Keith Stewart quoted Mary in this Quote Unquote profile: 
“Peter McLeavey didn’t like what I did of him, but then he didn’t pose for me. I decided I would do a portrait of him because I could see that I could do it. I get this feeling that grabs me, an epiphenomenon, and I know. It’s sort of a sense of power, and once I get it I know that if I pursue the feeling I will do a painting the way I want to. 
“I got that with Peter McLeavey. I decided that I was going to paint him because he is such a distinctive person, and I saw quite a bit of him. I followed him around, looking at him, and he knew I had it in mind. He said to me, ‘I hope you are not going to paint my portrait.’ Then I saw him at a party in this nun’s outfit, and he was marvellous. Totally marvellous. He just looked like tough old Mother McSomething-or-other who had taught you at school and cracked you over the knuckles with her stick. A nun from my childhood. My god, he was like it. And of course he was brought up a Catholic. 
“I put the convent in the Rimutaka Hills in Wellington in the background, and Terry Snow’s daughter when she was little. She posed for us and pulled this face, which was perfect. So I put her in. And I gave him this apple for his role. He was the pre-eminent dealer in New Zealand at the time. He still is. He’s a very fine dealer. So I gave him the apple.”

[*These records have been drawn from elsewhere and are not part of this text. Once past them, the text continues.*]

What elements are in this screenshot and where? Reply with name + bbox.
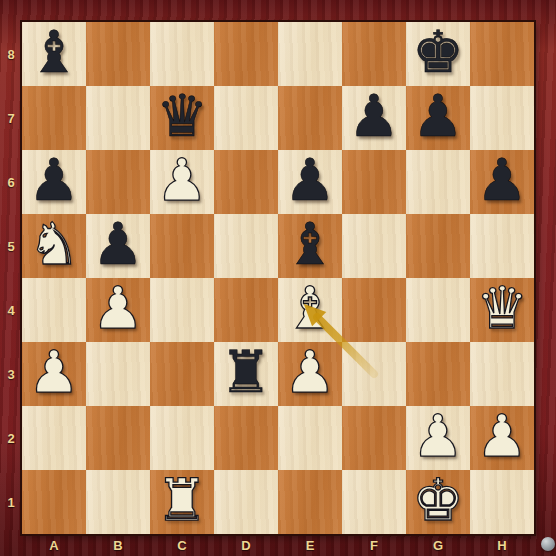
square-g8[interactable]: ♚ xyxy=(406,22,470,86)
square-c6[interactable]: ♟ xyxy=(150,150,214,214)
square-b1[interactable] xyxy=(86,470,150,534)
square-d6[interactable] xyxy=(214,150,278,214)
square-e6[interactable]: ♟ xyxy=(278,150,342,214)
square-f8[interactable] xyxy=(342,22,406,86)
square-g1[interactable]: ♚ xyxy=(406,470,470,534)
square-h6[interactable]: ♟ xyxy=(470,150,534,214)
square-e2[interactable] xyxy=(278,406,342,470)
rank-label-2: 2 xyxy=(0,406,22,470)
square-h3[interactable] xyxy=(470,342,534,406)
square-b6[interactable] xyxy=(86,150,150,214)
piece-white-pawn-g2[interactable]: ♟ xyxy=(412,404,464,468)
piece-black-pawn-a6[interactable]: ♟ xyxy=(28,148,80,212)
rank-label-7: 7 xyxy=(0,86,22,150)
square-c7[interactable]: ♛ xyxy=(150,86,214,150)
rank-label-3: 3 xyxy=(0,342,22,406)
square-g4[interactable] xyxy=(406,278,470,342)
square-e5[interactable]: ♝ xyxy=(278,214,342,278)
square-a7[interactable] xyxy=(22,86,86,150)
square-d4[interactable] xyxy=(214,278,278,342)
file-label-D: D xyxy=(214,534,278,556)
piece-black-pawn-h6[interactable]: ♟ xyxy=(476,148,528,212)
piece-white-knight-a5[interactable]: ♞ xyxy=(28,212,80,276)
piece-white-bishop-e4[interactable]: ♝ xyxy=(284,276,336,340)
square-b3[interactable] xyxy=(86,342,150,406)
rank-label-1: 1 xyxy=(0,470,22,534)
square-c4[interactable] xyxy=(150,278,214,342)
square-f1[interactable] xyxy=(342,470,406,534)
piece-black-pawn-b5[interactable]: ♟ xyxy=(92,212,144,276)
piece-black-rook-d3[interactable]: ♜ xyxy=(220,340,272,404)
board: ♝♚♛♟♟♟♟♟♟♞♟♝♟♝♛♟♜♟♟♟♜♚ xyxy=(22,22,534,534)
file-label-B: B xyxy=(86,534,150,556)
square-c1[interactable]: ♜ xyxy=(150,470,214,534)
piece-white-pawn-c6[interactable]: ♟ xyxy=(156,148,208,212)
rank-label-5: 5 xyxy=(0,214,22,278)
square-a1[interactable] xyxy=(22,470,86,534)
square-e1[interactable] xyxy=(278,470,342,534)
square-b4[interactable]: ♟ xyxy=(86,278,150,342)
square-g3[interactable] xyxy=(406,342,470,406)
square-g7[interactable]: ♟ xyxy=(406,86,470,150)
square-g2[interactable]: ♟ xyxy=(406,406,470,470)
file-label-G: G xyxy=(406,534,470,556)
file-label-H: H xyxy=(470,534,534,556)
square-d8[interactable] xyxy=(214,22,278,86)
square-g5[interactable] xyxy=(406,214,470,278)
square-c3[interactable] xyxy=(150,342,214,406)
chess-board-frame: ♝♚♛♟♟♟♟♟♟♞♟♝♟♝♛♟♜♟♟♟♜♚ 87654321 ABCDEFGH xyxy=(0,0,556,556)
square-e4[interactable]: ♝ xyxy=(278,278,342,342)
square-a6[interactable]: ♟ xyxy=(22,150,86,214)
square-e8[interactable] xyxy=(278,22,342,86)
square-d5[interactable] xyxy=(214,214,278,278)
piece-black-pawn-g7[interactable]: ♟ xyxy=(412,84,464,148)
square-b8[interactable] xyxy=(86,22,150,86)
rank-label-4: 4 xyxy=(0,278,22,342)
square-d1[interactable] xyxy=(214,470,278,534)
square-f7[interactable]: ♟ xyxy=(342,86,406,150)
file-label-E: E xyxy=(278,534,342,556)
piece-black-bishop-e5[interactable]: ♝ xyxy=(284,212,336,276)
rank-label-8: 8 xyxy=(0,22,22,86)
square-h2[interactable]: ♟ xyxy=(470,406,534,470)
piece-white-pawn-h2[interactable]: ♟ xyxy=(476,404,528,468)
square-d3[interactable]: ♜ xyxy=(214,342,278,406)
square-b2[interactable] xyxy=(86,406,150,470)
square-c5[interactable] xyxy=(150,214,214,278)
square-h5[interactable] xyxy=(470,214,534,278)
square-a8[interactable]: ♝ xyxy=(22,22,86,86)
piece-white-rook-c1[interactable]: ♜ xyxy=(156,468,208,532)
square-f5[interactable] xyxy=(342,214,406,278)
square-d7[interactable] xyxy=(214,86,278,150)
square-d2[interactable] xyxy=(214,406,278,470)
piece-white-pawn-a3[interactable]: ♟ xyxy=(28,340,80,404)
square-h1[interactable] xyxy=(470,470,534,534)
file-label-C: C xyxy=(150,534,214,556)
square-a5[interactable]: ♞ xyxy=(22,214,86,278)
piece-white-pawn-e3[interactable]: ♟ xyxy=(284,340,336,404)
corner-dot xyxy=(541,537,555,551)
square-f6[interactable] xyxy=(342,150,406,214)
piece-white-pawn-b4[interactable]: ♟ xyxy=(92,276,144,340)
square-f3[interactable] xyxy=(342,342,406,406)
piece-black-pawn-e6[interactable]: ♟ xyxy=(284,148,336,212)
file-label-F: F xyxy=(342,534,406,556)
square-b7[interactable] xyxy=(86,86,150,150)
square-h8[interactable] xyxy=(470,22,534,86)
piece-white-queen-h4[interactable]: ♛ xyxy=(476,276,528,340)
square-g6[interactable] xyxy=(406,150,470,214)
square-a2[interactable] xyxy=(22,406,86,470)
square-c8[interactable] xyxy=(150,22,214,86)
square-f4[interactable] xyxy=(342,278,406,342)
square-a3[interactable]: ♟ xyxy=(22,342,86,406)
square-h7[interactable] xyxy=(470,86,534,150)
square-b5[interactable]: ♟ xyxy=(86,214,150,278)
file-label-A: A xyxy=(22,534,86,556)
square-a4[interactable] xyxy=(22,278,86,342)
piece-black-queen-c7[interactable]: ♛ xyxy=(156,84,208,148)
piece-black-pawn-f7[interactable]: ♟ xyxy=(348,84,400,148)
square-h4[interactable]: ♛ xyxy=(470,278,534,342)
square-c2[interactable] xyxy=(150,406,214,470)
square-e7[interactable] xyxy=(278,86,342,150)
square-f2[interactable] xyxy=(342,406,406,470)
rank-label-6: 6 xyxy=(0,150,22,214)
piece-white-king-g1[interactable]: ♚ xyxy=(412,468,464,532)
square-e3[interactable]: ♟ xyxy=(278,342,342,406)
piece-black-bishop-a8[interactable]: ♝ xyxy=(28,20,80,84)
piece-black-king-g8[interactable]: ♚ xyxy=(412,20,464,84)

Peter was brilliant at matching a client with a piece they would love and might just about be able to afford. I am still kicking myself for not buying the small Mrkusich work on paper he tried to sell me. It was beautiful – I can still see it – but was more than a month’s salary from my miserable job at the Listener. I could have done it, just about, but chickened out. Idiot.

Thursday, September 4, 2014

Like a horse etherised upon a table

For research purposes I spent the morning at the Cambridge Equine Hospital. Take it from me, you ain’t seen nothing until you have seen an anaesthetised horse stretched out in an operating theatre with tubes coming and going everywhere, undergoing arthroscopic surgery on its hock.

Fun fact: the first thing a horse wants to do on waking up after surgery is to eat, and eat right now.